The reference to termite mounds is apt. The journal Science has described how these mounds, built by hundreds of individual termites, are able to “breathe” like an “external lung”:
Here’s how it works: Inside the hill is a large central chimney connected to a system of conduits located in the mound’s thin, flutelike buttresses. During the day, the air in the thin buttresses warms more quickly than the air in the insulated chimney. As a result, the warm air rises, whereas the cooler, chimney air sinks — creating a closed convection cell that drives circulation, not external pressure from wind as had been hypothesized. At night, however, the ventilation system reverses, as the air in the buttresses cools quickly, falling to a temperature below that of the central chimney. The reversal in air flow, in turn, expels the carbon dioxide-rich air — a result of the termites’ metabolism — that builds up in the subterranean nest over the course of the day, the researchers report online this week in the Proceedings of the National Academy of Sciences.

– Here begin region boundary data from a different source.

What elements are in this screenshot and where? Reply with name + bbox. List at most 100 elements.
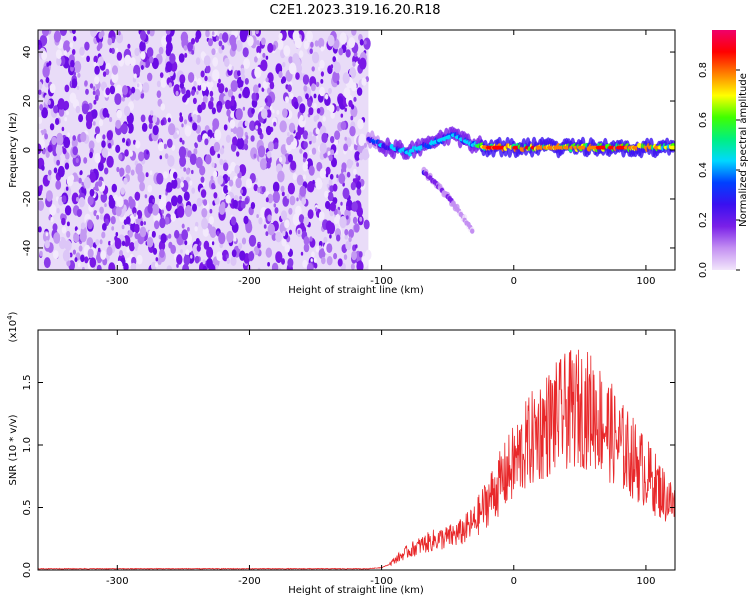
x-tick-label: -100 <box>370 276 393 287</box>
noise-cell <box>241 30 249 38</box>
noise-cell <box>262 80 268 90</box>
noise-cell <box>230 256 237 266</box>
noise-cell <box>119 172 123 177</box>
noise-cell <box>116 51 123 61</box>
noise-cell <box>319 59 325 69</box>
noise-cell <box>231 66 234 70</box>
noise-cell <box>240 68 245 76</box>
noise-cell <box>104 167 109 175</box>
noise-cell <box>133 240 139 249</box>
noise-cell <box>79 170 83 176</box>
noise-cell <box>278 71 283 78</box>
noise-cell <box>195 156 203 169</box>
noise-cell <box>193 80 197 87</box>
noise-cell <box>179 137 183 143</box>
noise-cell <box>123 262 129 270</box>
snr-x-ticks: -300 -200 -100 0 100 <box>106 330 655 587</box>
noise-cell <box>250 147 258 160</box>
noise-cell <box>185 249 190 256</box>
noise-cell <box>165 61 173 73</box>
noise-cell <box>239 195 242 200</box>
noise-cell <box>318 248 326 260</box>
noise-cell <box>46 62 50 67</box>
noise-cell <box>71 49 76 55</box>
noise-cell <box>47 99 51 105</box>
noise-cell <box>342 187 350 200</box>
x-tick-label: 100 <box>636 276 655 287</box>
noise-cell <box>204 138 209 146</box>
noise-cell <box>79 46 85 56</box>
noise-cell <box>130 57 136 66</box>
noise-cell <box>171 195 178 207</box>
noise-cell <box>242 47 249 58</box>
noise-cell <box>92 86 96 91</box>
noise-cell <box>352 61 356 67</box>
noise-cell <box>224 57 230 67</box>
noise-cell <box>154 220 160 230</box>
noise-cell <box>189 153 197 165</box>
noise-cell <box>345 49 351 58</box>
noise-cell <box>146 47 154 58</box>
noise-cell <box>184 125 192 137</box>
noise-cell <box>260 59 268 72</box>
noise-cell <box>92 121 96 126</box>
noise-cell <box>194 255 200 264</box>
noise-cell <box>160 77 167 88</box>
noise-cell <box>318 106 325 116</box>
noise-cell <box>95 133 102 143</box>
noise-cell <box>202 95 208 104</box>
noise-cell <box>171 178 178 189</box>
noise-cell <box>80 131 87 143</box>
noise-cell <box>348 100 353 108</box>
snr-multiplier-label: (x104) <box>6 311 19 342</box>
noise-cell <box>275 231 282 243</box>
noise-cell <box>200 189 207 198</box>
noise-cell <box>216 105 222 113</box>
noise-cell <box>258 217 263 225</box>
noise-cell <box>202 259 206 265</box>
noise-cell <box>254 56 258 63</box>
noise-cell <box>157 141 164 152</box>
noise-cell <box>143 221 146 226</box>
noise-cell <box>265 125 272 136</box>
noise-cell <box>249 120 256 132</box>
noise-cell <box>336 234 341 242</box>
noise-cell <box>97 179 103 187</box>
noise-cell <box>227 89 234 98</box>
noise-cell <box>242 106 246 111</box>
noise-cell <box>70 59 75 68</box>
noise-cell <box>65 186 69 191</box>
noise-cell <box>146 237 154 248</box>
noise-cell <box>228 179 234 187</box>
noise-cell <box>244 138 249 145</box>
noise-cell <box>292 213 301 226</box>
noise-cell <box>55 180 62 190</box>
noise-cell <box>339 32 347 45</box>
noise-cell <box>255 30 259 35</box>
noise-cell <box>253 153 257 159</box>
noise-cell <box>244 143 249 151</box>
noise-cell <box>84 256 89 264</box>
noise-cell <box>256 45 262 55</box>
noise-cell <box>170 212 176 222</box>
noise-cell <box>315 127 320 135</box>
noise-cell <box>49 123 55 131</box>
noise-cell <box>288 62 297 75</box>
noise-cell <box>326 243 333 254</box>
noise-cell <box>218 33 223 40</box>
noise-cell <box>332 56 337 63</box>
noise-cell <box>194 226 198 232</box>
noise-cell <box>119 250 123 257</box>
colorbar-tick-label: 0.0 <box>698 262 709 278</box>
noise-cell <box>58 107 65 117</box>
secondary-trace-cell <box>470 228 475 234</box>
noise-cell <box>78 177 82 184</box>
noise-cell <box>112 65 118 75</box>
snr-y-axis-label: SNR (10 * v/v) <box>8 414 19 485</box>
noise-cell <box>319 168 327 179</box>
noise-cell <box>50 216 54 223</box>
noise-cell <box>48 169 52 176</box>
noise-cell <box>279 154 287 165</box>
noise-cell <box>56 207 60 214</box>
noise-cell <box>233 236 237 242</box>
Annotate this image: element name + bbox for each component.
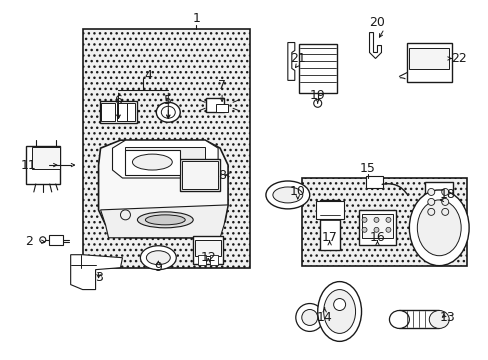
Bar [198, 255, 206, 265]
Bar [361, 214, 393, 238]
Text: 10: 10 [289, 185, 305, 198]
Polygon shape [71, 255, 122, 289]
Text: 2: 2 [25, 235, 33, 248]
Circle shape [427, 208, 434, 215]
Ellipse shape [140, 246, 176, 270]
Polygon shape [112, 140, 218, 178]
Text: 3: 3 [95, 271, 102, 284]
Circle shape [295, 303, 323, 332]
Text: 8: 8 [218, 168, 225, 181]
Text: 4: 4 [144, 69, 152, 82]
Bar [100, 101, 137, 123]
Bar [358, 210, 396, 245]
Ellipse shape [388, 310, 408, 328]
Bar [425, 183, 452, 217]
Circle shape [441, 198, 448, 206]
Circle shape [313, 99, 321, 107]
Circle shape [361, 217, 366, 222]
Circle shape [441, 208, 448, 215]
Circle shape [441, 189, 448, 195]
Bar [125, 147, 205, 169]
Bar [216, 104, 227, 112]
Bar [26, 146, 60, 184]
Text: 12: 12 [200, 251, 216, 264]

We know that some caves “breathe” as the temperature changes, but this is different. Termites construct their mounds for a purpose: to control the temperature and remove carbon dioxide for their health. It’s a bit like active transport in cells that draws in what the cell needs and removes what it doesn’t need, using machines that work against natural concentration gradients.
We all know that some beautiful things can self-organize without programming (snowflakes are a prime example). What we see here, though, are systems working from genetic programs for a purpose. In the case of sponges, its specialized cells cooperate in a plan to build a skeleton that adapts to the environment. In the case of termites, each individual insect’s genetic program makes it behave in a cooperative enterprise to build an air-conditioned mound. Such things do not arise by unguided natural forces.
If functional self-organization were simple, why did five European countries take years “working to design the European Union’s first autonomously deployed space and terrestrial habitat”? The effort, called the “Self-deployable Habitat for Extreme Environments” (SHEE) project, has a goal of programming elements for “autonomous construction” of housing for astronauts on Mars or other hostile locales. It took years of work in design, prototyping, construction, and optimization to get these buildings to “self-deploy” with no humans in the loop.
So when a sponge can do it, we should see intelligent design behind the scenes — not the sponge’s intelligence, which admittedly is minuscule, but intelligence as a cause for the genetic information that allows the sponge to run a program that leads to a functional result.
Those of us who appreciate the spectacular genetic programs that built the Cambrian animals should take note of the level of complex specified information in the lowly sponge. We can also notice that the sponge’s mode of construction bears no evolutionary ancestral relationship with the diverse, complex body plans that exploded into existence in the Cambrian strata. Sponges did well. They’re still with us.